O Presidente Luiz Inácio Lula da Silva assinou a Medida Provisória (MP) nº 1.335, estabelecendo o regime jurídico de proteção especial para a propriedade intelectual, direitos de mídia e marketing relacionados à Copa do Mundo de Futebol Feminino de 2027. O texto, publicado em 23 de fevereiro no Diário Oficial da União, formaliza os compromissos do Brasil como país-sede do torneio.
Regime Jurídico e Proteção Comercial para a Copa 2027
O evento esportivo ocorrerá de 24 de junho a 25 de julho do próximo ano, abrangendo oito cidades brasileiras. A MP detalha a regulamentação do uso de marcas, símbolos oficiais e direitos de transmissão, em consonância com as exigências da Federação Internacional de Futebol (FIFA) para a realização da competição.
Conforme a Medida Provisória, a FIFA detém a exclusividade dos direitos de exploração comercial do torneio, incluindo logos, mascotes, troféus e direitos de transmissão de áudio e vídeo, prática já adotada em eventos anteriores, como a Copa do Mundo masculina de 2014. Para garantir essa proteção, o Instituto Nacional da Propriedade Industrial (INPI) implementará um regime especial de registro para marcas e desenhos industriais associados ao evento.
Nas oito cidades-sede – Belo Horizonte, Brasília, Fortaleza, Porto Alegre, Recife, Rio de Janeiro, Salvador e São Paulo – a legislação prevê a delimitação de áreas de restrição comercial e publicidade em torno dos estádios e dos espaços do FIFA Fan Festival. Esta medida visa coibir o marketing de emboscada, prática em que marcas não patrocinadoras tentam associar-se indevidamente ao evento, uma ação habitual em megaeventos esportivos e culturais.
O Palácio do Planalto esclareceu que a proteção dos direitos comerciais e de marketing não implica flexibilização das normas sanitárias, de defesa do consumidor, ou de proteção à criança e ao adolescente. A legislação nacional permanece integralmente aplicável à produção, comercialização, publicidade e consumo de bebidas alcoólicas durante o evento.
Em relação à cobertura midiática, a FIFA se compromete a disponibilizar flagrantes de até 3% da duração das partidas para veículos de comunicação que não detenham os direitos de transmissão, com o propósito informativo. A entidade mantém a exclusividade na gestão da captação de imagens e sons dos jogos.

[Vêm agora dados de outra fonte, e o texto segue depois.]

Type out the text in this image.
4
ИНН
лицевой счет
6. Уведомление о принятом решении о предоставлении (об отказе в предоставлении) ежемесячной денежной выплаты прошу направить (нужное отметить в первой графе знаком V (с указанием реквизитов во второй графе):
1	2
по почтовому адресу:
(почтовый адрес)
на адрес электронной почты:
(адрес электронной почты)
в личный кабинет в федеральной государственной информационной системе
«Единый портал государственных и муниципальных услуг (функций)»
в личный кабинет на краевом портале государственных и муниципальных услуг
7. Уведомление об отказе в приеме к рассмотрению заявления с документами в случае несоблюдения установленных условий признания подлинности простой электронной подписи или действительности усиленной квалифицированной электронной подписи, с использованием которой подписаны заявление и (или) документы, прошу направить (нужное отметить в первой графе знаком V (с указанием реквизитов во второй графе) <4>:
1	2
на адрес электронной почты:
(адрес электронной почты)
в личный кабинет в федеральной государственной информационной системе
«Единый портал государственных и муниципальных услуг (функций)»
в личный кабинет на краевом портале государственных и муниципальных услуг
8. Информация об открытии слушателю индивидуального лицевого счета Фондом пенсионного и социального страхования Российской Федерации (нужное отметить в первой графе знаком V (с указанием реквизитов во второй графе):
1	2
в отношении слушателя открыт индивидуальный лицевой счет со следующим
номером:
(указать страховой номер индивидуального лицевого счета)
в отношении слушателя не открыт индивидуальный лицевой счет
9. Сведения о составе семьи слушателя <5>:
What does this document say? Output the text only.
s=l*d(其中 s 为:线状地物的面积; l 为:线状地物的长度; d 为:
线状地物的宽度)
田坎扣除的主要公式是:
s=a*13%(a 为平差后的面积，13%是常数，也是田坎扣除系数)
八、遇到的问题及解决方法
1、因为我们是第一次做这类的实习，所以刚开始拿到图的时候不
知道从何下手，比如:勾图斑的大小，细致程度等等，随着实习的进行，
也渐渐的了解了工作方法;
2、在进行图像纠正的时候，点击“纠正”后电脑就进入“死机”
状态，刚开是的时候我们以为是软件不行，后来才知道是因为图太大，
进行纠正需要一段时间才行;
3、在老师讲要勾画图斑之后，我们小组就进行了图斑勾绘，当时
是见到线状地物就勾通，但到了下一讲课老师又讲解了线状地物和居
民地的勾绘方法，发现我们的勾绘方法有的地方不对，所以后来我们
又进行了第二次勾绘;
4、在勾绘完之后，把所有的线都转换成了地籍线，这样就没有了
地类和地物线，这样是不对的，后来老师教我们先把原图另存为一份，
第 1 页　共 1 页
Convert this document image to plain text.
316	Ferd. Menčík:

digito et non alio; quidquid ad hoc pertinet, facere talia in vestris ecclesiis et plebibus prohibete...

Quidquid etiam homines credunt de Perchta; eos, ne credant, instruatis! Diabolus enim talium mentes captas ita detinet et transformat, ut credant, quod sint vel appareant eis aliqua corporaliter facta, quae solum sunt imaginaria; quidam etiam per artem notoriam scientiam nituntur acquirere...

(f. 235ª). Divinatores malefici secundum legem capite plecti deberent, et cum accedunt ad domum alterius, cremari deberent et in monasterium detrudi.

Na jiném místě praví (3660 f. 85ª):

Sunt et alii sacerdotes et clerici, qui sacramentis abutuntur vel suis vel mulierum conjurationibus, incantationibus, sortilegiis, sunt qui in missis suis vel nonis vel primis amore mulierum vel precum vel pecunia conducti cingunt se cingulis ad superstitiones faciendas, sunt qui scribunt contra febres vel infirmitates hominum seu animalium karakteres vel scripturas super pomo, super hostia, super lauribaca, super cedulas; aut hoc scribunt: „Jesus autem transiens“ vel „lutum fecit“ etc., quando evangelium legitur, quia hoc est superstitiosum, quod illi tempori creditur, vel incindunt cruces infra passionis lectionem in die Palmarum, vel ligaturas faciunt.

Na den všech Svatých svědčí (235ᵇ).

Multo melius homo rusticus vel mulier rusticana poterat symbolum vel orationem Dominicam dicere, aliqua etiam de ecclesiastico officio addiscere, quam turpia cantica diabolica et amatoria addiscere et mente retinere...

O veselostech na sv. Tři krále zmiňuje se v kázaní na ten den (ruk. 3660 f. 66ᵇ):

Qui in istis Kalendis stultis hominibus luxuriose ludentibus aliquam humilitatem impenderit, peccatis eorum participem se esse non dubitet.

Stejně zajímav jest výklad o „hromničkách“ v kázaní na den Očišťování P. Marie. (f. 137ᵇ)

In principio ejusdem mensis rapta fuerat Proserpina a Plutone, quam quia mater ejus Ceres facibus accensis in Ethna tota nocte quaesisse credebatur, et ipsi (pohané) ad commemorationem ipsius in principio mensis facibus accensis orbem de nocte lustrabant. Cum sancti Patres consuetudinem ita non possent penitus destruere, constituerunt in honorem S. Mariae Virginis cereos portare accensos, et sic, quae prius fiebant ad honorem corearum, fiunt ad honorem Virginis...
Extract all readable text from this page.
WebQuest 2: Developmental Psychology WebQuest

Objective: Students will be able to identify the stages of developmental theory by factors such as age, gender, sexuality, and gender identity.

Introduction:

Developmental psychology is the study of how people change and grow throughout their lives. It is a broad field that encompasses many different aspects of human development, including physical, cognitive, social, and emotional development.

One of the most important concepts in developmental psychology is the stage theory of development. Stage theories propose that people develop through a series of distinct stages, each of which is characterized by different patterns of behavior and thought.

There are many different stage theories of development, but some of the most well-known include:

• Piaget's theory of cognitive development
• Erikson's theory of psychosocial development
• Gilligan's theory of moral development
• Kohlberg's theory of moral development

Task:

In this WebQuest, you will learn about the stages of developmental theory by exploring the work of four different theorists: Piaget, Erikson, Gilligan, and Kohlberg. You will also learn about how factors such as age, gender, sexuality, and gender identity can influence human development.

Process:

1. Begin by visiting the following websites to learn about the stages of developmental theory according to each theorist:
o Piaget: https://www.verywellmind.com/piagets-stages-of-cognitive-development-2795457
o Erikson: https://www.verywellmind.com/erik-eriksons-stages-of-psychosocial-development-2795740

A Medida Provisória estabelece sanções civis para quem utilizar indevidamente os símbolos oficiais, realizar exibições públicas não autorizadas com fins comerciais ou comercializar ingressos de forma irregular.
Copa do Mundo Feminina: História e Participação Brasileira
A Copa do Mundo Feminina da FIFA é um torneio quadrienal, cuja primeira edição ocorreu na China em 1991. Após sete países anfitriões, o Brasil foi escolhido em maio de 2024 para sediar a décima edição, marcando a primeira vez que o evento será realizado na América do Sul, superando a candidatura conjunta de Alemanha, Bélgica e Holanda.
A competição contará com 32 seleções, distribuindo vagas diretas da seguinte forma: seis para a Ásia, quatro para a África, quatro para a América do Norte e Central, três para a América do Sul (incluindo o Brasil, garantido como país-sede), uma para a Oceania e onze para a Europa. As três vagas restantes serão definidas por meio de uma fase de repescagem.
Historicamente, os Estados Unidos lideram em títulos, com quatro conquistas. A Alemanha venceu duas vezes, enquanto Noruega, Japão e Espanha possuem um título cada.
A seleção brasileira feminina, atual vice-campeã olímpica, busca seu primeiro título mundial. O melhor desempenho do Brasil foi o vice-campeonato em 2007, na China, quando perdeu a final para a Alemanha. Individualmente, o Brasil se destaca com Marta, a maior goleadora da história das Copas (masculina e feminina), com 17 gols em seis edições, e Formiga, recordista de participações com sete Copas do Mundo disputadas.